Project Summary/Abstract Dravet syndrome (DS), a catastrophic childhood epilepsy, is associated with severe intellectual disability, impaired social development, persistent drug-resistant seizures and a high risk of sudden unexpected death in epilepsy. Our recent investigation of zebrafish mutants featuring a loss-of-function sodium channel (scn1a) mutation (e.g., a gene mutation identified in ~80% of DS patients) focused on drug discovery and development, metabolic dysfunction and behavioral comorbidities. Using a high-throughput phenotype-based screening strategy and medicinal chemistry, we screened nearly 3000 drugs, successfully identified a serotonin (5HT) receptor mechanism underlying anti-seizure activity of clemizole and developed three novel clemizole analogs. Using CRISPR/Cas9 genome editing technology we generated new zebrafish mutant lines for chd2, gabrb3, pcdh19 and stxbp1 (e.g., de novo mutations seen in ~20% of DS patients). Interestingly, stxbp1 and gabrb3 mutants exhibit epileptic phenotypes. We also designed and manufactured a microfluidic, multi-channel electrode-integrated platform for long-term non-invasive electrophysiology on larval zebrafish (Hong et al. 2016) and developed a calcium imaging-analysis pipeline for studying seizure macro- and micro- networks in vivo (Liu and Baraban 2019). The proposed work will leverage these unique tools. Three specific aims are proposed: (i) to resolve neural networks responsible for seizures in larval DS zebrafish, (ii) to perform high-throughput drug screening using zebrafish and (iii) to further evaluate clemizole and related anti-seizure compounds. Techniques will include automated locomotion tracking, in vivo zebrafish electrophysiology, pharmacology, and fast calcium imaging using genetically encoded calcium- and voltage-sensitive indicators. Our results promise to simultaneously advance our long-term goals (i) to better understand the pathophysiology of genetic epilepsies and (ii) identify promising new treatment options for these intractable conditions.
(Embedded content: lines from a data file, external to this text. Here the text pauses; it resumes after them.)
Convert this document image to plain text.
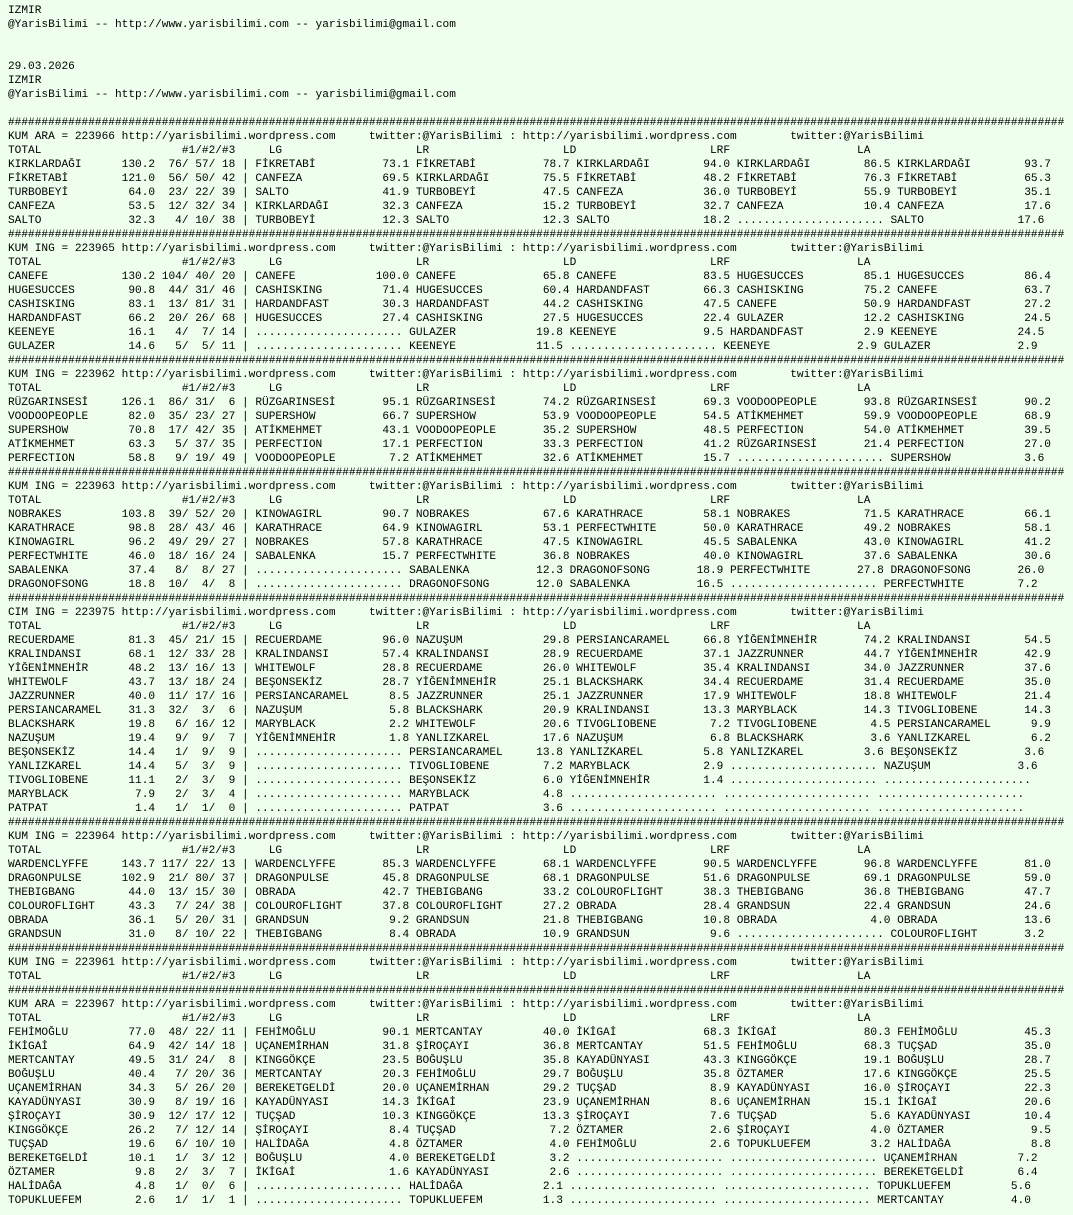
IZMIR
@YarisBilimi -- http://www.yarisbilimi.com -- yarisbilimi@gmail.com
29.03.2026
IZMIR
@YarisBilimi -- http://www.yarisbilimi.com -- yarisbilimi@gmail.com
##############################################################################################################################################################
KUM ARA = 223966 http://yarisbilimi.wordpress.com     twitter:@YarisBilimi : http://yarisbilimi.wordpress.com        twitter:@YarisBilimi
TOTAL                     #1/#2/#3     LG                    LR                    LD                    LRF                   LA
KIRKLARDAĞI      130.2  76/ 57/ 18 | FİKRETABİ          73.1 FİKRETABİ          78.7 KIRKLARDAĞI        94.0 KIRKLARDAĞI        86.5 KIRKLARDAĞI        93.7
FİKRETABİ        121.0  56/ 50/ 42 | CANFEZA            69.5 KIRKLARDAĞI        75.5 FİKRETABİ          48.2 FİKRETABİ          76.3 FİKRETABİ          65.3
TURBOBEYİ         64.0  23/ 22/ 39 | SALTO              41.9 TURBOBEYİ          47.5 CANFEZA            36.0 TURBOBEYİ          55.9 TURBOBEYİ          35.1
CANFEZA           53.5  12/ 32/ 34 | KIRKLARDAĞI        32.3 CANFEZA            15.2 TURBOBEYİ          32.7 CANFEZA            10.4 CANFEZA            17.6
SALTO             32.3   4/ 10/ 38 | TURBOBEYİ          12.3 SALTO              12.3 SALTO              18.2 ...................... SALTO              17.6
##############################################################################################################################################################
KUM ING = 223965 http://yarisbilimi.wordpress.com     twitter:@YarisBilimi : http://yarisbilimi.wordpress.com        twitter:@YarisBilimi
TOTAL                     #1/#2/#3     LG                    LR                    LD                    LRF                   LA
CANEFE           130.2 104/ 40/ 20 | CANEFE            100.0 CANEFE             65.8 CANEFE             83.5 HUGESUCCES         85.1 HUGESUCCES         86.4
HUGESUCCES        90.8  44/ 31/ 46 | CASHISKING         71.4 HUGESUCCES         60.4 HARDANDFAST        66.3 CASHISKING         75.2 CANEFE             63.7
CASHISKING        83.1  13/ 81/ 31 | HARDANDFAST        30.3 HARDANDFAST        44.2 CASHISKING         47.5 CANEFE             50.9 HARDANDFAST        27.2
HARDANDFAST       66.2  20/ 26/ 68 | HUGESUCCES         27.4 CASHISKING         27.5 HUGESUCCES         22.4 GULAZER            12.2 CASHISKING         24.5
KEENEYE           16.1   4/  7/ 14 | ...................... GULAZER            19.8 KEENEYE             9.5 HARDANDFAST         2.9 KEENEYE            24.5
GULAZER           14.6   5/  5/ 11 | ...................... KEENEYE            11.5 ...................... KEENEYE             2.9 GULAZER             2.9
##############################################################################################################################################################
KUM ING = 223962 http://yarisbilimi.wordpress.com     twitter:@YarisBilimi : http://yarisbilimi.wordpress.com        twitter:@YarisBilimi
TOTAL                     #1/#2/#3     LG                    LR                    LD                    LRF                   LA
RÜZGARINSESİ     126.1  86/ 31/  6 | RÜZGARINSESİ       95.1 RÜZGARINSESİ       74.2 RÜZGARINSESİ       69.3 VOODOOPEOPLE       93.8 RÜZGARINSESİ       90.2
VOODOOPEOPLE      82.0  35/ 23/ 27 | SUPERSHOW          66.7 SUPERSHOW          53.9 VOODOOPEOPLE       54.5 ATİKMEHMET         59.9 VOODOOPEOPLE       68.9
SUPERSHOW         70.8  17/ 42/ 35 | ATİKMEHMET         43.1 VOODOOPEOPLE       35.2 SUPERSHOW          48.5 PERFECTION         54.0 ATİKMEHMET         39.5
ATİKMEHMET        63.3   5/ 37/ 35 | PERFECTION         17.1 PERFECTION         33.3 PERFECTION         41.2 RÜZGARINSESİ       21.4 PERFECTION         27.0
PERFECTION        58.8   9/ 19/ 49 | VOODOOPEOPLE        7.2 ATİKMEHMET         32.6 ATİKMEHMET         15.7 ...................... SUPERSHOW           3.6
##############################################################################################################################################################
KUM ING = 223963 http://yarisbilimi.wordpress.com     twitter:@YarisBilimi : http://yarisbilimi.wordpress.com        twitter:@YarisBilimi
TOTAL                     #1/#2/#3     LG                    LR                    LD                    LRF                   LA
NOBRAKES         103.8  39/ 52/ 20 | KINOWAGIRL         90.7 NOBRAKES           67.6 KARATHRACE         58.1 NOBRAKES           71.5 KARATHRACE         66.1
KARATHRACE        98.8  28/ 43/ 46 | KARATHRACE         64.9 KINOWAGIRL         53.1 PERFECTWHITE       50.0 KARATHRACE         49.2 NOBRAKES           58.1
KINOWAGIRL        96.2  49/ 29/ 27 | NOBRAKES           57.8 KARATHRACE         47.5 KINOWAGIRL         45.5 SABALENKA          43.0 KINOWAGIRL         41.2
PERFECTWHITE      46.0  18/ 16/ 24 | SABALENKA          15.7 PERFECTWHITE       36.8 NOBRAKES           40.0 KINOWAGIRL         37.6 SABALENKA          30.6
SABALENKA         37.4   8/  8/ 27 | ...................... SABALENKA          12.3 DRAGONOFSONG       18.9 PERFECTWHITE       27.8 DRAGONOFSONG       26.0
DRAGONOFSONG      18.8  10/  4/  8 | ...................... DRAGONOFSONG       12.0 SABALENKA          16.5 ...................... PERFECTWHITE        7.2
##############################################################################################################################################################
CIM ING = 223975 http://yarisbilimi.wordpress.com     twitter:@YarisBilimi : http://yarisbilimi.wordpress.com        twitter:@YarisBilimi
TOTAL                     #1/#2/#3     LG                    LR                    LD                    LRF                   LA
RECUERDAME        81.3  45/ 21/ 15 | RECUERDAME         96.0 NAZUŞUM            29.8 PERSIANCARAMEL     66.8 YİĞENİMNEHİR       74.2 KRALINDANSI        54.5
KRALINDANSI       68.1  12/ 33/ 28 | KRALINDANSI        57.4 KRALINDANSI        28.9 RECUERDAME         37.1 JAZZRUNNER         44.7 YİĞENİMNEHİR       42.9
YİĞENİMNEHİR      48.2  13/ 16/ 13 | WHITEWOLF          28.8 RECUERDAME         26.0 WHITEWOLF          35.4 KRALINDANSI        34.0 JAZZRUNNER         37.6
WHITEWOLF         43.7  13/ 18/ 24 | BEŞONSEKİZ         28.7 YİĞENİMNEHİR       25.1 BLACKSHARK         34.4 RECUERDAME         31.4 RECUERDAME         35.0
JAZZRUNNER        40.0  11/ 17/ 16 | PERSIANCARAMEL      8.5 JAZZRUNNER         25.1 JAZZRUNNER         17.9 WHITEWOLF          18.8 WHITEWOLF          21.4
PERSIANCARAMEL    31.3  32/  3/  6 | NAZUŞUM             5.8 BLACKSHARK         20.9 KRALINDANSI        13.3 MARYBLACK          14.3 TIVOGLIOBENE       14.3
BLACKSHARK        19.8   6/ 16/ 12 | MARYBLACK           2.2 WHITEWOLF          20.6 TIVOGLIOBENE        7.2 TIVOGLIOBENE        4.5 PERSIANCARAMEL      9.9
NAZUŞUM           19.4   9/  9/  7 | YİĞENİMNEHİR        1.8 YANLIZKAREL        17.6 NAZUŞUM             6.8 BLACKSHARK          3.6 YANLIZKAREL         6.2
BEŞONSEKİZ        14.4   1/  9/  9 | ...................... PERSIANCARAMEL     13.8 YANLIZKAREL         5.8 YANLIZKAREL         3.6 BEŞONSEKİZ          3.6
YANLIZKAREL       14.4   5/  3/  9 | ...................... TIVOGLIOBENE        7.2 MARYBLACK           2.9 ...................... NAZUŞUM             3.6
TIVOGLIOBENE      11.1   2/  3/  9 | ...................... BEŞONSEKİZ          6.0 YİĞENİMNEHİR        1.4 ...................... ......................
MARYBLACK          7.9   2/  3/  4 | ...................... MARYBLACK           4.8 ...................... ...................... ......................
PATPAT             1.4   1/  1/  0 | ...................... PATPAT              3.6 ...................... ...................... ......................
##############################################################################################################################################################
KUM ING = 223964 http://yarisbilimi.wordpress.com     twitter:@YarisBilimi : http://yarisbilimi.wordpress.com        twitter:@YarisBilimi
TOTAL                     #1/#2/#3     LG                    LR                    LD                    LRF                   LA
WARDENCLYFFE     143.7 117/ 22/ 13 | WARDENCLYFFE       85.3 WARDENCLYFFE       68.1 WARDENCLYFFE       90.5 WARDENCLYFFE       96.8 WARDENCLYFFE       81.0
DRAGONPULSE      102.9  21/ 80/ 37 | DRAGONPULSE        45.8 DRAGONPULSE        68.1 DRAGONPULSE        51.6 DRAGONPULSE        69.1 DRAGONPULSE        59.0
THEBIGBANG        44.0  13/ 15/ 30 | OBRADA             42.7 THEBIGBANG         33.2 COLOUROFLIGHT      38.3 THEBIGBANG         36.8 THEBIGBANG         47.7
COLOUROFLIGHT     43.3   7/ 24/ 38 | COLOUROFLIGHT      37.8 COLOUROFLIGHT      27.2 OBRADA             28.4 GRANDSUN           22.4 GRANDSUN           24.6
OBRADA            36.1   5/ 20/ 31 | GRANDSUN            9.2 GRANDSUN           21.8 THEBIGBANG         10.8 OBRADA              4.0 OBRADA             13.6
GRANDSUN          31.0   8/ 10/ 22 | THEBIGBANG          8.4 OBRADA             10.9 GRANDSUN            9.6 ...................... COLOUROFLIGHT       3.2
##############################################################################################################################################################
KUM ING = 223961 http://yarisbilimi.wordpress.com     twitter:@YarisBilimi : http://yarisbilimi.wordpress.com        twitter:@YarisBilimi
TOTAL                     #1/#2/#3     LG                    LR                    LD                    LRF                   LA
##############################################################################################################################################################
KUM ARA = 223967 http://yarisbilimi.wordpress.com     twitter:@YarisBilimi : http://yarisbilimi.wordpress.com        twitter:@YarisBilimi
TOTAL                     #1/#2/#3     LG                    LR                    LD                    LRF                   LA
FEHİMOĞLU         77.0  48/ 22/ 11 | FEHİMOĞLU          90.1 MERTCANTAY         40.0 İKİGAİ             68.3 İKİGAİ             80.3 FEHİMOĞLU          45.3
İKİGAİ            64.9  42/ 14/ 18 | UÇANEMİRHAN        31.8 ŞİROÇAYI           36.8 MERTCANTAY         51.5 FEHİMOĞLU          68.3 TUÇŞAD             35.0
MERTCANTAY        49.5  31/ 24/  8 | KINGGÖKÇE          23.5 BOĞUŞLU            35.8 KAYADÜNYASI        43.3 KINGGÖKÇE          19.1 BOĞUŞLU            28.7
BOĞUŞLU           40.4   7/ 20/ 36 | MERTCANTAY         20.3 FEHİMOĞLU          29.7 BOĞUŞLU            35.8 ÖZTAMER            17.6 KINGGÖKÇE          25.5
UÇANEMİRHAN       34.3   5/ 26/ 20 | BEREKETGELDİ       20.0 UÇANEMİRHAN        29.2 TUÇŞAD              8.9 KAYADÜNYASI        16.0 ŞİROÇAYI           22.3
KAYADÜNYASI       30.9   8/ 19/ 16 | KAYADÜNYASI        14.3 İKİGAİ             23.9 UÇANEMİRHAN         8.6 UÇANEMİRHAN        15.1 İKİGAİ             20.6
ŞİROÇAYI          30.9  12/ 17/ 12 | TUÇŞAD             10.3 KINGGÖKÇE          13.3 ŞİROÇAYI            7.6 TUÇŞAD              5.6 KAYADÜNYASI        10.4
KINGGÖKÇE         26.2   7/ 12/ 14 | ŞİROÇAYI            8.4 TUÇŞAD              7.2 ÖZTAMER             2.6 ŞİROÇAYI            4.0 ÖZTAMER             9.5
TUÇŞAD            19.6   6/ 10/ 10 | HALİDAĞA            4.8 ÖZTAMER             4.0 FEHİMOĞLU           2.6 TOPUKLUEFEM         3.2 HALİDAĞA            8.8
BEREKETGELDİ      10.1   1/  3/ 12 | BOĞUŞLU             4.0 BEREKETGELDİ        3.2 ...................... ...................... UÇANEMİRHAN         7.2
ÖZTAMER            9.8   2/  3/  7 | İKİGAİ              1.6 KAYADÜNYASI         2.6 ...................... ...................... BEREKETGELDİ        6.4
HALİDAĞA           4.8   1/  0/  6 | ...................... HALİDAĞA            2.1 ...................... ...................... TOPUKLUEFEM         5.6
TOPUKLUEFEM        2.6   1/  1/  1 | ...................... TOPUKLUEFEM         1.3 ...................... ...................... MERTCANTAY          4.0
项目概要/摘要 Dravet 综合征 (DS) 是一种灾难性的儿童癫痫症，与严重的智力障碍有关， 社会发展受损、持续耐药性癫痫发作以及突然意外死亡的高风险 癫痫。我们最近对钠通道（scn1a）功能丧失的斑马鱼突变体的研究 突变（例如，在约 80% 的 DS 患者中发现的基因突变）专注于药物发现和 发育、代谢功能障碍和行为合并症。使用基于高通量表型的 筛选策略和药物化学，我们筛选了近3000个药物，成功鉴定出一个 克立咪唑抗癫痫活性背后的血清素（5HT）受体机制，并开发了三种新型 克立咪唑类似物。利用 CRISPR/Cas9 基因组编辑技术，我们生成了新的斑马鱼突变系 chd2、gabrb3、pcdh19 和 stxbp1（例如，约 20% 的 DS 患者中出现新生突变）。有趣的是， stxbp1 和 gabrb3 突变体表现出癫痫表型。我们还设计和制造了微流体、 斑马鱼幼体长期无创电生理学多通道电极集成平台 （Hong 等人，2016）并开发了一种钙成像分析管道，用于研究癫痫发作的宏观和微观 体内网络（Liu 和 Baraban 2019）。拟议的工作将利用这些独特的工具。三具体 提出的目标是：(i) 解决 DS 斑马鱼幼虫癫痫发作的神经网络问题，(ii) 执行 使用斑马鱼进行高通量药物筛选，以及 (iii) 进一步评估克立咪唑和相关的抗癫痫药物 化合物。技术将包括自动运动跟踪、体内斑马鱼电生理学、 药理学，以及使用基因编码的钙和电压敏感指示剂的快速钙成像。 我们的结果有望同时推进我们的长期目标 (i) 更好地了解 遗传性癫痫的病理生理学，以及（ii）为这些棘手的问题确定有希望的新治疗方案 状况。